KARACHI: Political headwinds are growing in Pakistan, warns Fitch Solutions – the macro research arm of the global credit rating agency – in a report issued on Friday.
“The government will struggle to deliver results given growing downside risks to policy-making stemming from a growing opposition and rising influence of religious hardliners, as well as deteriorating foreign relations with the west,” said the report.
“We at Fitch Solutions believe that the government would need to deliver tangible economic improvement if its still-high popularity is to continue through the parliamentary term,” the authors state.
Pakistan’s economy is faced with growing challenges that will adversely hit the lives of common citizens. As one example, the CPI-based inflation has reached a four-year high at 6.78 percent in Oct 2018 before easing to 6.2pc in December. The rising inflation has come on the back of around 25pc depreciation in the Rupee against the greenback during last year coupled with high international oil prices during the first half of 2018.
Moreover, investor confidence has declined significantly in the past six months mainly due to the economic mismanagement of the government visible in the ad hoc mini-budgets, energy crisis affecting the industry, exchange rate volatility and high-interest rates.
The authors of the report say that the PTI will have a hard time facing these economic challenges as the political headwinds grow in ferocity. The report maintains Pakistan’s short-term political risk index score at 48.2 out of 100, described by the authors as “poor”.
The authors see a galvanized opposition that is “gaining momentum” after the by-elections in 11 national assemblies and 24 provincial assembly seats held in October. “The polls served as a barometer for Khan’s approval rating and popularity,” the report says, and the outcome “saw the opposition PML-N … make notable gains.”
The report adds that in its first half year, Prime Minister Imran Khan’s office was “dominated by a series of high profile anti-graft and blasphemy sagas distracting from early attempts at economic reforms.”
The anti-graft saga itself, the authors note, has been marred by allegations of being “politically motivated”, and notes with concern that the PML-N has “promised political reprisals with a pledge to frustrate the PTI’s agenda” following the jailing of their leadership.
“In our view, it will be important to observe to what extent the PML-N will carry out these threats over the coming months and to what degree they are successful,” the report says.
The report notes that the government “led by Khan also appears to be struggling with the rising influence of Islamic hardliners, having to give in to their demands on several occasions.” It cites the cases of Aasia Bibi and the government’s decision to drop Atif Mian from the Economic Advisory Council as examples.

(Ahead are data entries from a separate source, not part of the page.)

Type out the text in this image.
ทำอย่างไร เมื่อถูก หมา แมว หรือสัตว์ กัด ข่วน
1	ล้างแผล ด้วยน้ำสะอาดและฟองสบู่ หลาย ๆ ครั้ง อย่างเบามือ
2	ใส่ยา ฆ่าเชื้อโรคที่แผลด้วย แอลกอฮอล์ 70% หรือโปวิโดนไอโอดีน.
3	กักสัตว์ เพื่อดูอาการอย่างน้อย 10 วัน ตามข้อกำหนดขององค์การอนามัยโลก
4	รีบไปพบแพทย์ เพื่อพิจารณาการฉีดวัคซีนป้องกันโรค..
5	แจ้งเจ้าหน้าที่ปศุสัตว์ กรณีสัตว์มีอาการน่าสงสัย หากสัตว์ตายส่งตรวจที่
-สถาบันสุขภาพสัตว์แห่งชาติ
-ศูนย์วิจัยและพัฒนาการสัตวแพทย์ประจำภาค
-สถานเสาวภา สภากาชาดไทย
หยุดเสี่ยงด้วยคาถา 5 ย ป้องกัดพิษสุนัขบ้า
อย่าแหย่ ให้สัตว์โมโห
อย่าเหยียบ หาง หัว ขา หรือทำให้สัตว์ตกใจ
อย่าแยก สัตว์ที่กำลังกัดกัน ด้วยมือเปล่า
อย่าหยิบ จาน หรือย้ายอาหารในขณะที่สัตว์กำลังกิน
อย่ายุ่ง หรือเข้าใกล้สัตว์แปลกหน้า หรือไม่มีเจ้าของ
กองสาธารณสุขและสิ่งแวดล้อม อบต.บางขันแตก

PTI remains in “pole position” but is increasingly “losing momentum” as it has had to backtrack on its campaign promises of never going to the International Monetary Fund (IMF) or seek financial help from other countries after PM Khan had to personally visit friendly countries to gather funds in order to avoid a potential default on its liabilities.
Going forward, “a united opposition poses downside risks to policy-making and enactment in the country” since the PTI does not have a “simple majority in the national assembly” and is “reliant on smaller parties to form the majority coalition partners [who] could leverage a stronger opposition to gain political concessions,” warns the report.
In addition to the internal pressures, the government found itself in “a difficult situation” after the US President Donald Trump and PM Khan traded barbs against each other on social media.
The report mentions that “a strengthening relationship with an increasingly outward-looking China has likely emboldened Pakistan, but the government is also wary of overreliance on China, and still depends on the US for military aid as well as looking towards the IMF for a bailout package.”